A new paper [1] is the trigger for this post.
"Varicoceles occur in around 15% of all men." [2]
"A varicocele is an abnormal enlargement of the pampiniform venous plexus in the scrotum." [2]
The issue of varicoceles in PCa, is that a huge amount of free testosterone [T] is potentially directed to the prostate. Serum T levels may be normal, but prostatic cells have an abnormally high exposure.
Gat has been studying varicoceles for many years. The new study involves BPH patients, but I have known one man with PCa & an intact prostate, who figured that it was essential for him to get his varicoceles treated if he was to survive PCa. It's a subject that rarely arises.

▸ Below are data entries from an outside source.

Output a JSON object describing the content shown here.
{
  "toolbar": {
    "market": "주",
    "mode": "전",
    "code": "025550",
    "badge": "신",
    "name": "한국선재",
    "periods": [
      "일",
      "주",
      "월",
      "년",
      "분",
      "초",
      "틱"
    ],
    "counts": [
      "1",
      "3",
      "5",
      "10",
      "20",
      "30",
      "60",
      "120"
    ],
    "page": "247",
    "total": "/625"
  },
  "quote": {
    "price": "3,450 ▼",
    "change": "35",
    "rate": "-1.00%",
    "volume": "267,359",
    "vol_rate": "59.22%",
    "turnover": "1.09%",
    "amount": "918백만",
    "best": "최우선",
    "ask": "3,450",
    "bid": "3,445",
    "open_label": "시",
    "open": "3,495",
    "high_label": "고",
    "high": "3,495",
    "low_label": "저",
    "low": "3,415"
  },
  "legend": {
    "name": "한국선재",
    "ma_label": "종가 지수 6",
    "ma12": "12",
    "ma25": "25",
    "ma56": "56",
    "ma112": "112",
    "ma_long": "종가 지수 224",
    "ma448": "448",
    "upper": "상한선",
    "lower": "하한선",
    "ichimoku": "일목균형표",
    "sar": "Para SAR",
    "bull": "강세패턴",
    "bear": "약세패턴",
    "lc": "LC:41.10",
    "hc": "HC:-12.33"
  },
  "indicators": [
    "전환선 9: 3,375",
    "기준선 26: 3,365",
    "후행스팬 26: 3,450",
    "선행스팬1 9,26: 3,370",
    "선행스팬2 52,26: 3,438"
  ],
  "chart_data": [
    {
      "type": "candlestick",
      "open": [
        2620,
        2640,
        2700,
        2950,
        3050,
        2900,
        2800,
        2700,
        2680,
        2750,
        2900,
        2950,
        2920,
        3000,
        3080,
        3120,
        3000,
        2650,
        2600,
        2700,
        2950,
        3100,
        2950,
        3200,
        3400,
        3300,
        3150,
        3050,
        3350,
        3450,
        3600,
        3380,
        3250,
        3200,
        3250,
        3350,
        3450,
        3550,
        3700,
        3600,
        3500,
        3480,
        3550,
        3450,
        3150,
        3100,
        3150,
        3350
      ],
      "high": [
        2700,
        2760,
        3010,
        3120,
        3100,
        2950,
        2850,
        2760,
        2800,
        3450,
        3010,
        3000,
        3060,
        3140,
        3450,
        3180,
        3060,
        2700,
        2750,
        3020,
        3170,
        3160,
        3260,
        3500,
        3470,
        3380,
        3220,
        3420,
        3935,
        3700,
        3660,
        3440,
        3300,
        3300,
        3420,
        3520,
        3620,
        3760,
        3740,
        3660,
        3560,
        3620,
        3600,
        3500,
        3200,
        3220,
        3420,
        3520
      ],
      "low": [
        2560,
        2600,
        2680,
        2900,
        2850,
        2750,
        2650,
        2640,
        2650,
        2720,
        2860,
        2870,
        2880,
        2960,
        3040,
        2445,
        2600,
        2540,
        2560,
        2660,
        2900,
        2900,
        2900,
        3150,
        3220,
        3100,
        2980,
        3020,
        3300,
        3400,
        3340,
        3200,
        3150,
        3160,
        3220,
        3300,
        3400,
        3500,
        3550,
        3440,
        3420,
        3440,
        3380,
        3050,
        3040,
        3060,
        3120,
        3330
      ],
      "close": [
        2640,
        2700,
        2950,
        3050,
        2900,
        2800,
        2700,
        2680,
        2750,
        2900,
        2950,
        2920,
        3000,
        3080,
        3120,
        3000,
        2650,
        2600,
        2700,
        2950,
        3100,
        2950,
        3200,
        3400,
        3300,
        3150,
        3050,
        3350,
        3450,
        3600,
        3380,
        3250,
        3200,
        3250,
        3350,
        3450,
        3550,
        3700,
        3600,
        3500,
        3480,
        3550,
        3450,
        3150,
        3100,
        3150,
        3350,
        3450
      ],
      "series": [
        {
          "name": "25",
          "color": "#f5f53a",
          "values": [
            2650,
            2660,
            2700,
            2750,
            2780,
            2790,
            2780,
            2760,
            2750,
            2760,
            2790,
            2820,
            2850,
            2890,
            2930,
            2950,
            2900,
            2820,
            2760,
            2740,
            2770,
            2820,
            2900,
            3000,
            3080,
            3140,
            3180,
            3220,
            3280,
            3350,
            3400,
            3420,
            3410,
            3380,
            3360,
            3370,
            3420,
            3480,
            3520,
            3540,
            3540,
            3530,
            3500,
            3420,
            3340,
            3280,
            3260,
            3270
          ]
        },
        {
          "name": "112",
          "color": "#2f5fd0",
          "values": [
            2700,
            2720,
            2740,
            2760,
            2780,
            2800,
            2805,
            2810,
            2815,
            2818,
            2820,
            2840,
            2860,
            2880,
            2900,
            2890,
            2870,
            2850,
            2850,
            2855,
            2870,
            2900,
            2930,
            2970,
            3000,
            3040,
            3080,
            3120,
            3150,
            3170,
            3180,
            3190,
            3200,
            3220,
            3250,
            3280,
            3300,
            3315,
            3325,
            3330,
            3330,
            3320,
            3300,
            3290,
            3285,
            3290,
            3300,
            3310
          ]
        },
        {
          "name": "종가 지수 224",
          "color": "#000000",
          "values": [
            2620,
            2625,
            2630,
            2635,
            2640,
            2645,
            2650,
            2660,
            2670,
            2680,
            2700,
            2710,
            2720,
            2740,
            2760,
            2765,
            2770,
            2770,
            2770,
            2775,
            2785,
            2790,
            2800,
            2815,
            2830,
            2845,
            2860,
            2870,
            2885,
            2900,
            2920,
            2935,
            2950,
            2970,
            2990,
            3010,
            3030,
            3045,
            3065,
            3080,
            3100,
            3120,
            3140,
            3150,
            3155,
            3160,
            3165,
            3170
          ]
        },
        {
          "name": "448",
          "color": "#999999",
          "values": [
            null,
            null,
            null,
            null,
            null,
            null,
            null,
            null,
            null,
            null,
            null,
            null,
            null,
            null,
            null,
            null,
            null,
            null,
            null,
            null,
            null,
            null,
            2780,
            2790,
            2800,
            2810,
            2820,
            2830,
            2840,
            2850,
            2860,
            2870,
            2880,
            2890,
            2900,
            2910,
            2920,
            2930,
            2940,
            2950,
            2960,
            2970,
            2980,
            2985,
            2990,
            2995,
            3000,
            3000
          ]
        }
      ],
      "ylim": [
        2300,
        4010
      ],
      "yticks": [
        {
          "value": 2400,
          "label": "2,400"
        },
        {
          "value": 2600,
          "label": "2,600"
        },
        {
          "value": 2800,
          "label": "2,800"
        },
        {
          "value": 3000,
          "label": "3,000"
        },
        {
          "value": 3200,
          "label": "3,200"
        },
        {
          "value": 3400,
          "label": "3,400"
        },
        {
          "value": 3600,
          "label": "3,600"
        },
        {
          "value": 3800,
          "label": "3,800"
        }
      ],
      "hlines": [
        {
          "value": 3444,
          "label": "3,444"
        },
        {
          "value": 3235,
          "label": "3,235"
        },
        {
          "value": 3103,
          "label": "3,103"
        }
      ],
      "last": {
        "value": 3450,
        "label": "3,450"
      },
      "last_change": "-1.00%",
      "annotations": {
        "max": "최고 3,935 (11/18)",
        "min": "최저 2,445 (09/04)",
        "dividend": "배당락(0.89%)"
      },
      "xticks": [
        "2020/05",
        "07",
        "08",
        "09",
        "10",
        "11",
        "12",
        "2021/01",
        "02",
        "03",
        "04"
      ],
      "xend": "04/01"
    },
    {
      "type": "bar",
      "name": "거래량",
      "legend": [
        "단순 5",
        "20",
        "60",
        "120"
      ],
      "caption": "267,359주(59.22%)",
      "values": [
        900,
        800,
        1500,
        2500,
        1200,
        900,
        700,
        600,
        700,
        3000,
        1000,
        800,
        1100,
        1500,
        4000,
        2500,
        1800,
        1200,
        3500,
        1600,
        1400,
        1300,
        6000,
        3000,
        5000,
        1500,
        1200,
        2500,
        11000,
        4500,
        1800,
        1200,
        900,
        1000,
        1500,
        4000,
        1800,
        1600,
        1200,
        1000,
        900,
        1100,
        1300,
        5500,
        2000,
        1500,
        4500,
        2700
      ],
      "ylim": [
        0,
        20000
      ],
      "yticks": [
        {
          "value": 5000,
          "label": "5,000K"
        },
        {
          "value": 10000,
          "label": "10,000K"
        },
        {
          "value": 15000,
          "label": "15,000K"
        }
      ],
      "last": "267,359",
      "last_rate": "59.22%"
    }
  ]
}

"In varicocele, there is venous flow of free testosterone (FT) directly from the testes into the prostate. Intraprostatic FT accelerates prostate cell production and prolongs cell lifespan, leading to the development of BPH. We show that in a large group of patients presenting with BPH, bilateral varicocele is found in all patients. A total of 901 patients being treated for BPH were evaluated for varicocele. Three diagnostic methods were used as follows: physical examination, colour flow Doppler ultrasound and contact liquid crystal thermography. Bilateral varicocele was found in all 901 patients by at least one of three diagnostic methods. Of those subsequently treated by sclerotherapy, prostate volume was reduced in more than 80%, with prostate symptoms improved. A straightforward pathophysiologic connection exists between bilateral varicocele and BPH. The failure of the one-way valves in the internal spermatic veins leads to a cascade of phenomena that are unique to humans, a result of upright posture. The prostate is subjected to an anomalous venous supply of undiluted, bioactive free testosterone. FT, the obligate control hormone of prostate cells, reaches the prostate directly via the venous drainage system in high concentrations, accelerating the rate of cell production and lengthening cell lifespan, resulting in BPH."